FIG. 5 gives results from a 4-push workflow using a 200 pM library concentration (800 pM effective concentration), on a 350 nm pitch flow cell using the library prepared with a TruSeq Human Nano 450 kit. As total DNA concentration increases to 800 pM, it can be seen that the % occupied nanowells increases, and the % duplication decreases. It can be seen that as concentration increases to 800 pM, % Pass Filter remains consistent showing that the maintaining lower concentrations over multiple pushes results in optimal seeding.

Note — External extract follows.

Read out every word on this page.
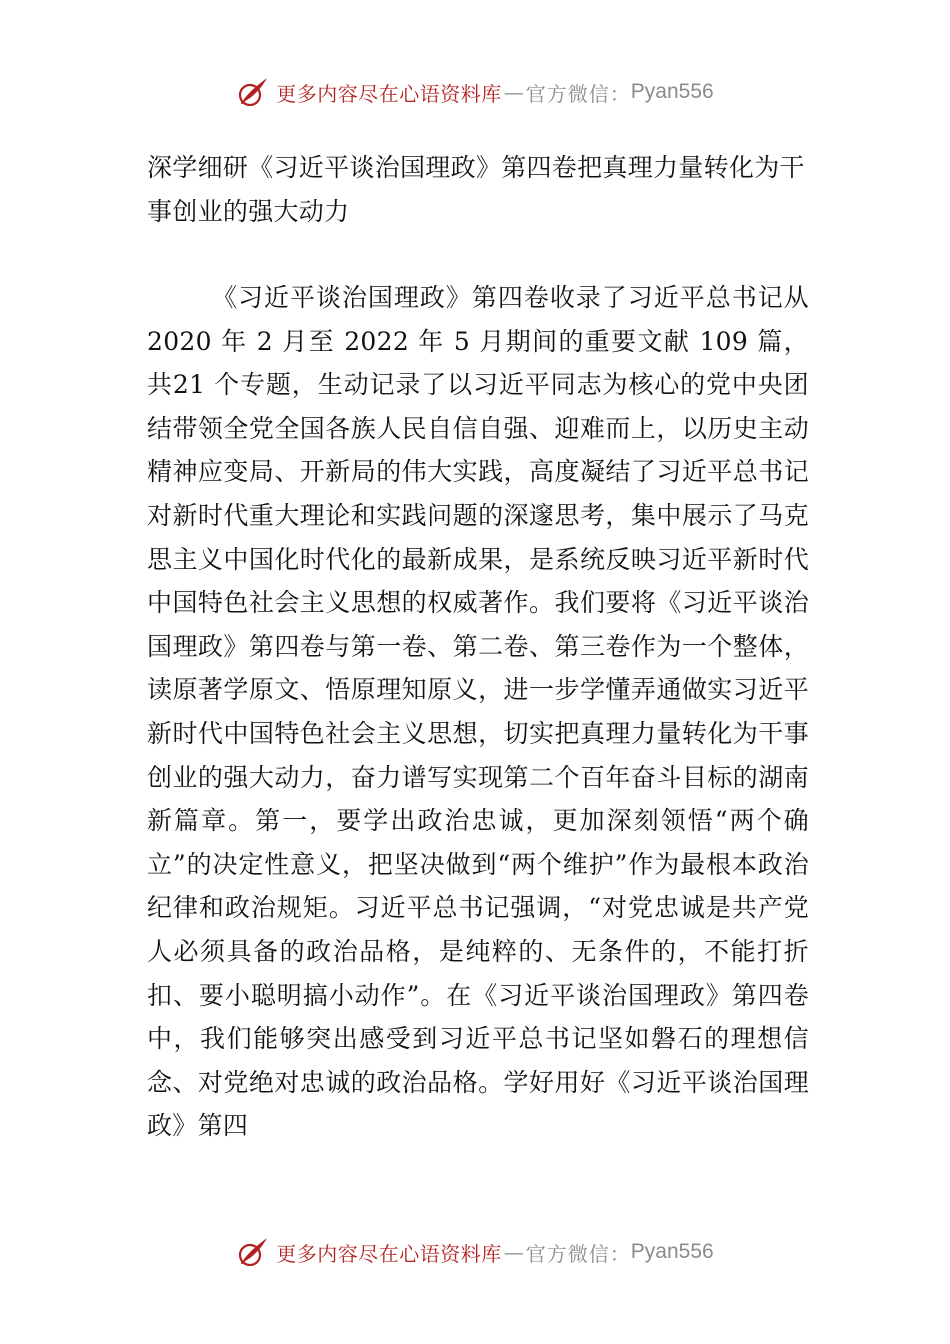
更多内容尽在心语资料库 — 官方微信： Pyan556
深学细研《习近平谈治国理政》第四卷把真理力量转化为干事创业的强大动力

《习近平谈治国理政》第四卷收录了习近平总书记从2020 年 2 月至 2022 年 5 月期间的重要文献 109 篇，共21 个专题，生动记录了以习近平同志为核心的党中央团结带领全党全国各族人民自信自强、迎难而上，以历史主动精神应变局、开新局的伟大实践，高度凝结了习近平总书记对新时代重大理论和实践问题的深邃思考，集中展示了马克思主义中国化时代化的最新成果，是系统反映习近平新时代中国特色社会主义思想的权威著作。我们要将《习近平谈治国理政》第四卷与第一卷、第二卷、第三卷作为一个整体，读原著学原文、悟原理知原义，进一步学懂弄通做实习近平新时代中国特色社会主义思想，切实把真理力量转化为干事创业的强大动力，奋力谱写实现第二个百年奋斗目标的湖南新篇章。第一，要学出政治忠诚，更加深刻领悟“两个确立”的决定性意义，把坚决做到“两个维护”作为最根本政治纪律和政治规矩。习近平总书记强调，“对党忠诚是共产党人必须具备的政治品格，是纯粹的、无条件的，不能打折扣、要小聪明搞小动作”。在《习近平谈治国理政》第四卷中，我们能够突出感受到习近平总书记坚如磐石的理想信念、对党绝对忠诚的政治品格。学好用好《习近平谈治国理政》第四

更多内容尽在心语资料库 — 官方微信： Pyan556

Hence the multiple hybridization workflow appears to be an effective protocol for efficient loading of high density nanowell flow cells without unduly increasing duplicated clusters, and demonstrates that it is possible to use a sequencing flow cell as a DNA capture device in order to increase the effective concentration of a sample to be sequenced, particularly when the sample preparation is of relatively low concentration yield. The preferred four-fold hybridization protocol reduces library input concentration requirements by four times, and potentially enables run requeues of low yield library preps.